I’ve been informed that your school mascot is the naked mole rat. How do you guys know the mole rats are naked? Are some of the mole rats fully clothed, wearing little vests and knee-socks?

I’d like to share some advice with you graduates that I’ve acquired over my long hashing career. Do we have any young hashers out there in the auditorium?

As you now embark on your life’s journey, you will find that often you run into challenges, or as I like to call them “back-tracks”. Sometimes, it seems that life is coming at you all uphill and into a headwind. Speaking of wind, was that one your’s Dr. Webster? Whew. You may want to fire that cafeteria lunch lady Bernice on Monday.

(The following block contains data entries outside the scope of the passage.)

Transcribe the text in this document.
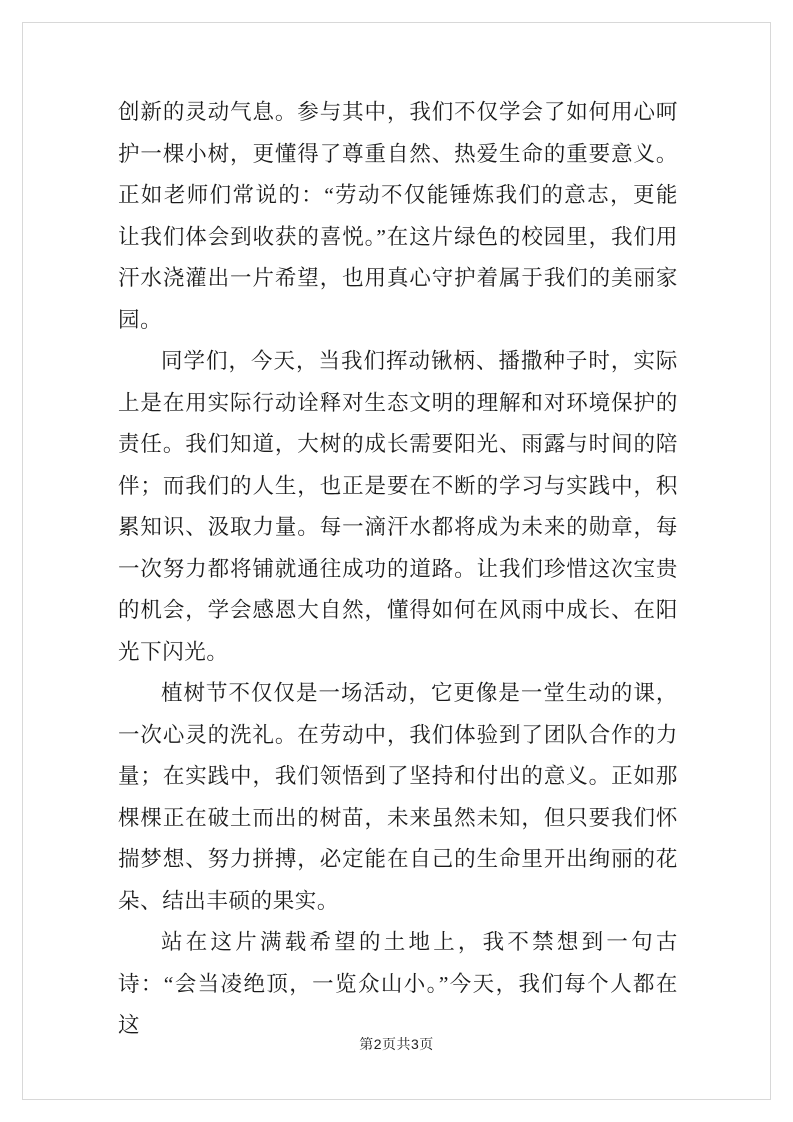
创新的灵动气息。参与其中，我们不仅学会了如何用心呵护一棵小树，更懂得了尊重自然、热爱生命的重要意义。正如老师们常说的：“劳动不仅能锤炼我们的意志，更能让我们体会到收获的喜悦。”在这片绿色的校园里，我们用汗水浇灌出一片希望，也用真心守护着属于我们的美丽家园。

同学们，今天，当我们挥动锹柄、播撒种子时，实际上是在用实际行动诠释对生态文明的理解和对环境保护的责任。我们知道，大树的成长需要阳光、雨露与时间的陪伴；而我们的人生，也正是要在不断的学习与实践中，积累知识、汲取力量。每一滴汗水都将成为未来的勋章，每一次努力都将铺就通往成功的道路。让我们珍惜这次宝贵的机会，学会感恩大自然，懂得如何在风雨中成长、在阳光下闪光。

植树节不仅仅是一场活动，它更像是一堂生动的课，一次心灵的洗礼。在劳动中，我们体验到了团队合作的力量；在实践中，我们领悟到了坚持和付出的意义。正如那棵棵正在破土而出的树苗，未来虽然未知，但只要我们怀揣梦想、努力拼搏，必定能在自己的生命里开出绚丽的花朵、结出丰硕的果实。

站在这片满载希望的土地上，我不禁想到一句古诗：“会当凌绝顶，一览众山小。”今天，我们每个人都在这

第2页共3页
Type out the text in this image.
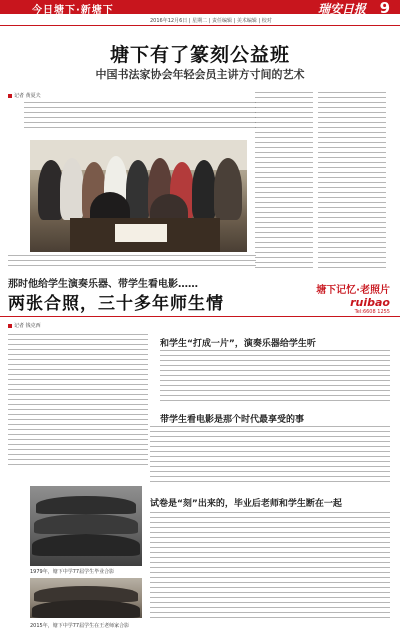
今日塘下·新塘下	瑞安日报 9
2016年12月6日 | 星期二 | 责任编辑 | 美术编辑 | 校对
塘下有了篆刻公益班
中国书法家协会年轻会员主讲方寸间的艺术
记者 黄夏夫
那时他给学生演奏乐器、带学生看电影……
两张合照，三十多年师生情
塘下记忆·老照片
ruibao
Tel:6608 1255
记者 钱克西
和学生“打成一片”，演奏乐器给学生听
带学生看电影是那个时代最享受的事
1979年，塘下中学77届学生毕业合影
试卷是“刻”出来的，毕业后老师和学生断在一起
2015年，塘下中学77届学生在王老师家合影
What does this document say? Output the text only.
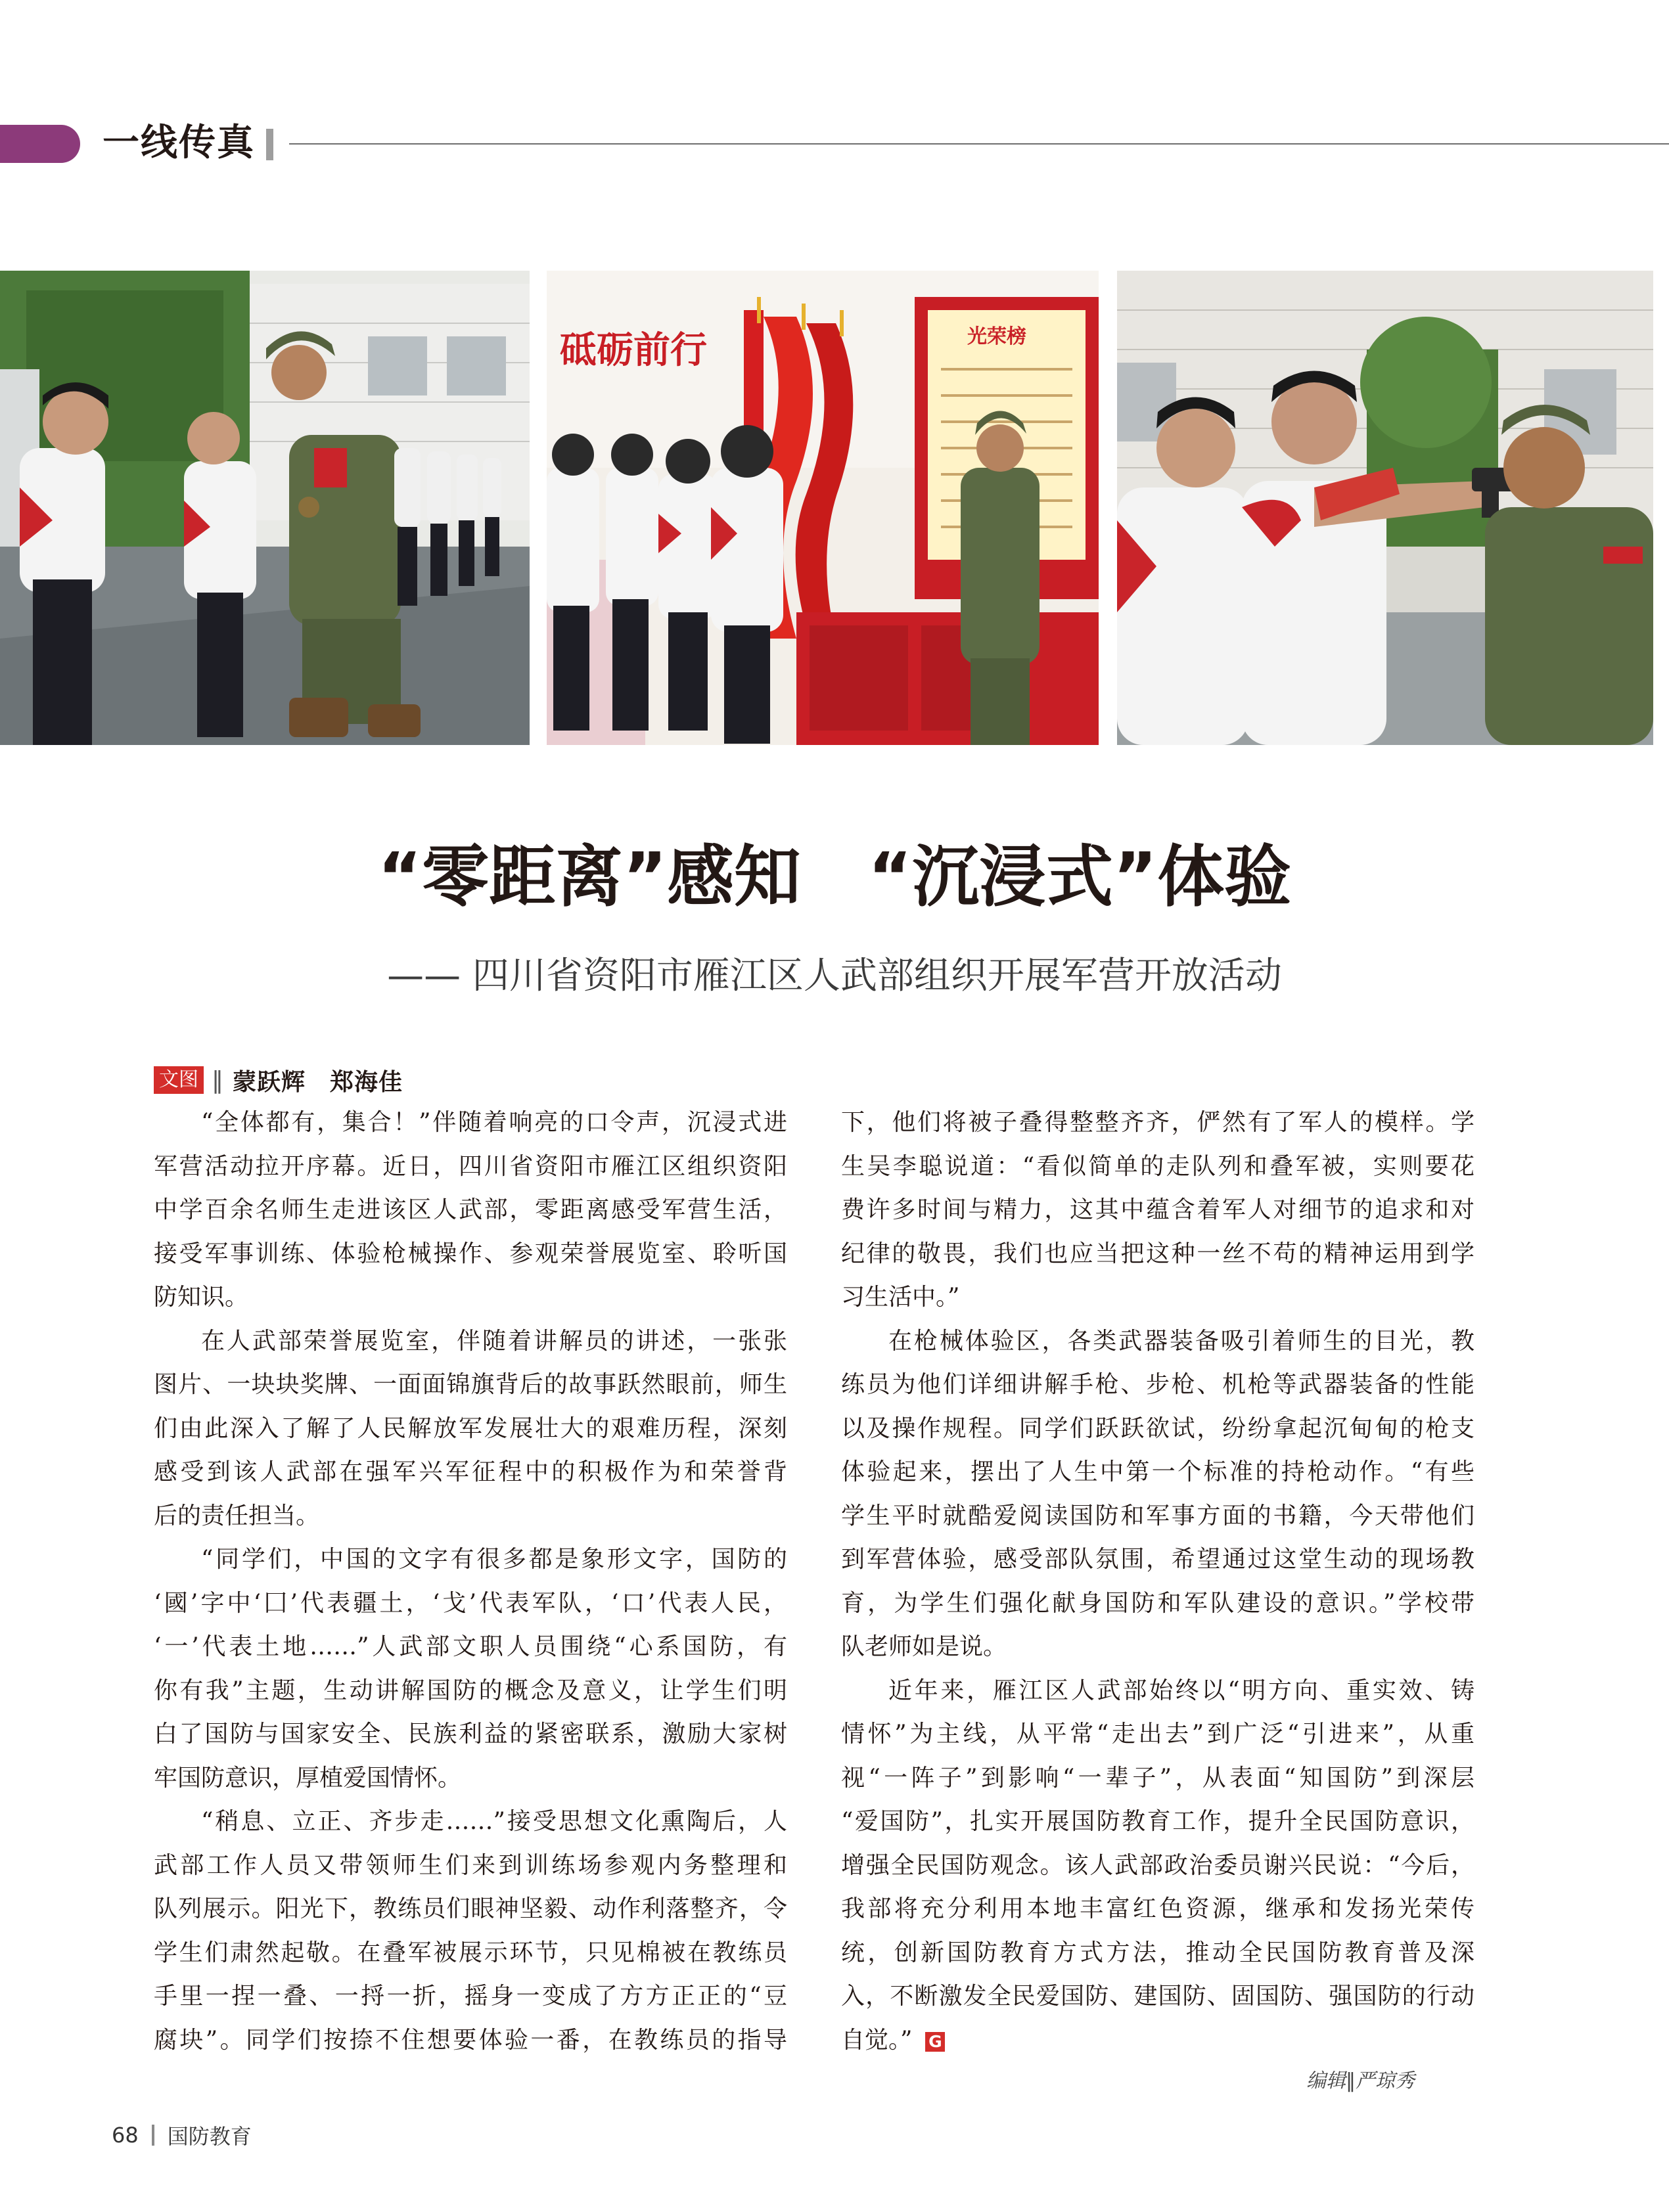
一线传真
砥砺前行	光荣榜
“零距离”感知　“沉浸式”体验
—— 四川省资阳市雁江区人武部组织开展军营开放活动
文图 ‖ 蒙跃辉　郑海佳
“全体都有，集合！”伴随着响亮的口令声，沉浸式进
军营活动拉开序幕。近日，四川省资阳市雁江区组织资阳
中学百余名师生走进该区人武部，零距离感受军营生活，
接受军事训练、体验枪械操作、参观荣誉展览室、聆听国
防知识。
在人武部荣誉展览室，伴随着讲解员的讲述，一张张
图片、一块块奖牌、一面面锦旗背后的故事跃然眼前，师生
们由此深入了解了人民解放军发展壮大的艰难历程，深刻
感受到该人武部在强军兴军征程中的积极作为和荣誉背
后的责任担当。
“同学们，中国的文字有很多都是象形文字，国防的
‘國’字中‘囗’代表疆土，‘戈’代表军队，‘口’代表人民，
‘一’代表土地……”人武部文职人员围绕“心系国防，有
你有我”主题，生动讲解国防的概念及意义，让学生们明
白了国防与国家安全、民族利益的紧密联系，激励大家树
牢国防意识，厚植爱国情怀。
“稍息、立正、齐步走……”接受思想文化熏陶后，人
武部工作人员又带领师生们来到训练场参观内务整理和
队列展示。阳光下，教练员们眼神坚毅、动作利落整齐，令
学生们肃然起敬。在叠军被展示环节，只见棉被在教练员
手里一捏一叠、一捋一折，摇身一变成了方方正正的“豆
腐块”。同学们按捺不住想要体验一番，在教练员的指导
下，他们将被子叠得整整齐齐，俨然有了军人的模样。学
生吴李聪说道：“看似简单的走队列和叠军被，实则要花
费许多时间与精力，这其中蕴含着军人对细节的追求和对
纪律的敬畏，我们也应当把这种一丝不苟的精神运用到学
习生活中。”
在枪械体验区，各类武器装备吸引着师生的目光，教
练员为他们详细讲解手枪、步枪、机枪等武器装备的性能
以及操作规程。同学们跃跃欲试，纷纷拿起沉甸甸的枪支
体验起来，摆出了人生中第一个标准的持枪动作。“有些
学生平时就酷爱阅读国防和军事方面的书籍，今天带他们
到军营体验，感受部队氛围，希望通过这堂生动的现场教
育，为学生们强化献身国防和军队建设的意识。”学校带
队老师如是说。
近年来，雁江区人武部始终以“明方向、重实效、铸
情怀”为主线，从平常“走出去”到广泛“引进来”，从重
视“一阵子”到影响“一辈子”，从表面“知国防”到深层
“爱国防”，扎实开展国防教育工作，提升全民国防意识，
增强全民国防观念。该人武部政治委员谢兴民说：“今后，
我部将充分利用本地丰富红色资源，继承和发扬光荣传
统，创新国防教育方式方法，推动全民国防教育普及深
入，不断激发全民爱国防、建国防、固国防、强国防的行动
自觉。” G
编辑‖严琼秀
68 国防教育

In order to minimize the backtracks in life, I believe one should scout in advance to try and avoid the poison oak, hostile home-owners and loose dogs wherever possible.

Soon you will face major life decisions or “checks”. In order to advance, it is critical to choose your path wisely without rushing as those type-A FRB’s are wont to do. You do not want to procrastinate too long at these life decision points, however, or you will become what’s known in life as a “check-hanger”.

There will be many happy times ahead. Rejoice! Huzzah! I recommend singing any chance you get. My life’s motto is: “Sing like nobody is watching!” If your future boss annoys you and constantly makes your life miserable, well walk into your office each workday loudly singing “He’s the meanest, he sucks…”. What? Oh well, I think you get the idea.

Many of you graduates will be getting married and then soon after that many of you will be getting divorced. This means opportunity! A chance for some of you to get a name change. That’s right, when you get married you can change your name and for some of you, you can get a hyphen – for free! For real. I’m looking at you class Valedictorian Anna Festering-Johnson. And you Yvonne Jellicle-Besturd.

Of course, in your lives, there will be mistakes made. You can learn from them, or even better watch your friends make mistakes and learn from them! If you’re not lucky and your mistakes are serious enough you may end up getting nominated for hash-shit. Keep your chin up as this typically only lasts a week and then you are free to make even more mistakes!

Later in life, way on down the trail, maybe three or four beerchecks in, you may start to think about the on-in. My advice is don’t even think about it. Chances are, the way things are going, few of you will even get close to reaching the on-in as many are sure to be snared by all of the hazards and deep shiggy waiting for you out there.

Go Mole Rats!  Remember, graduates, it’s my world and I just let you hash in it.

On On!”

Professor Hash Boy lectures the hash class

1 thought on “Hash Boy’s Commencement Address Transcript”

  1. Hi Hash Boy! I want to let you know that I was in this ‘22 graduating class at Fillmore P. Millard and we were all really amped to hear your commencement address. I became a hasher because of you after I graduated and I just got named (“Jamie Lee Coitus”)! Oh and that Cafeteria Lady Bernice did get fired the week after your commencement address. On On!